How to obtain the azimuth looking angle in sentinel 1 images through SNAP?

Hello all,

Can someone clarify how to obtain the Azimuth angle from sentinel 1 images using SNAP?

I need the azimuth angle to find the relative wind direction. I’m’ following the instruction described in the study “Using Sentinel-1 SAR satellites to map wind speed variation across offshore wind farm clusters” by S F James.

The azimuth angle can be calculated from the corner coordinates of each image. These are found in the .manifest meta data file
that comes with each Sentinel-1 data file. The look direction is given by the bearing from the 1st to the 2nd or from the 4th to the 3rd corner coordinates.
Can someone point me out where to find the corner coordinates of the image in the .manifest meta file?

Hello,

you can find it in the footprint tag. In my file it is at line 219-221.

The related documentation is in the Sentinel-1 Product Specification in Table 6-7 page 93.

But you might want to look at these threads too:

1 Like

You should be careful on how to derive the azimuth angle, for two reasons.

  • First, because the order of the points within the coordinates is not specified. It may change at any time (even if I am not aware of any change planned in near future on this domain).

  • Second, because what you are looking for is the direction of an azimuth line toward north within a product. This direction is varying within the product footprint. Below is an example of the planar angle between azimuth line and North on an EW product near the coast of Iceland. Red is around -8 degrees. Blue is -20 degrees. This is varying both in range and azimuth.

A proper way to compute this angle from level 1 product is to extract the geographic location of series of points within the image and then to compute the direction toward the north of points located in the same azimuth line.
This can be done inter alia by considering the positions of grid control points provided in the annotations of the products (their precision should be sufficient for this).

Furthermore, If you are interested in wind fields computed on Sentinel-1 imagery, you should probably have a look to the Level 2 / OCN products.
https://sentinel.esa.int/fr/web/sentinel/user-guides/sentinel-1-sar/product-types-processing-levels/level-2

Those products are available on the ESA data access hub (scihub, …).
They are composed of NetCDF file containing three types of measurement:

  • Radial Velocity
  • Swell estimation (only over WV and SM acquisition for the moment)
  • Wind measurement (all modes) including wind speed, direction, and the auxiliary information, including this heading angle, incidence angle, normalised radar cross section (nrcs) denoised or not, a priori wind speed and direction from ECMWF model, etc at 1km resolution

The complete wind inversion algorithm is described in this document:
https://sentinel.esa.int/fr/web/sentinel/user-guides/sentinel-1-sar/document-library/-/asset_publisher/1dO7RF5fJMbd/content/sentinel-1-ocean-wind-fields-owi-algorithm-definition

Those products are calibrated and monitored. Their performances are exposed in series of annual performance reports. For instance this one for 2022:
https://sentinel.esa.int/fr/web/sentinel/user-guides/sentinel-1-sar/document-library/-/asset_publisher/1dO7RF5fJMbd/content/sentinel-1-annual-performance-report-2022

As those OCN products contain series of gridded auxiliarry information, they contain all the information required for user to easily recompute wind speed with alternative algorithms if required.

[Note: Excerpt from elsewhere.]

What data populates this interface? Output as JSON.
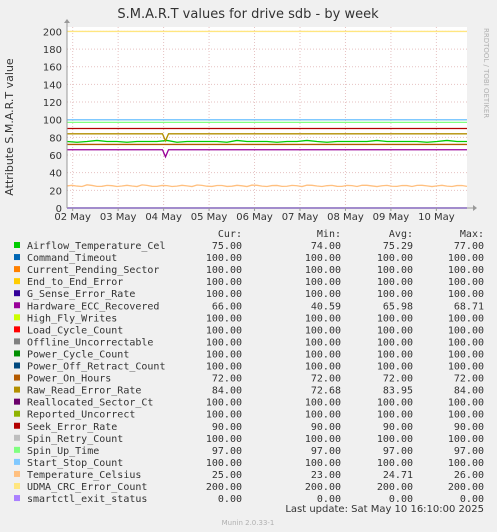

PS: Bearing between two points can be found using pyproj
https://pyproj4.github.io/pyproj/stable/api/geod.html

2 Likes

If you are interested by wind speed measured at higher resolution and/or at other altitudes than 10m under neutral wind conditions, and/or wind ressource assessment, you may be interested by publications like the following ones:

de Montera, L., Berger, H., Husson, R., Appelghem, P., Guerlou, L., & Fragoso, M. (2022). High-resolution offshore wind resource assessment at turbine hub height with Sentinel-1 synthetic aperture radar (SAR) data and machine learning. Wind Energy Science , 7 (4), 1441-1453.

Cathelain, M., Husson, R., Berger, H., & Fragoso, M. (2023, April). Estimation of Wind Resource Assessment at High-Resolution Using SAR Observations, Validated with Lidar Measurements. In Offshore Technology Conference (p. D031S035R001). OTC.

2 Likes

Thank you for your help.Can you explain to me in more detail how did you get to the varying angles of -8 and -20 in that image?How would i compute the direction toward the north of the points in the same azimuth line?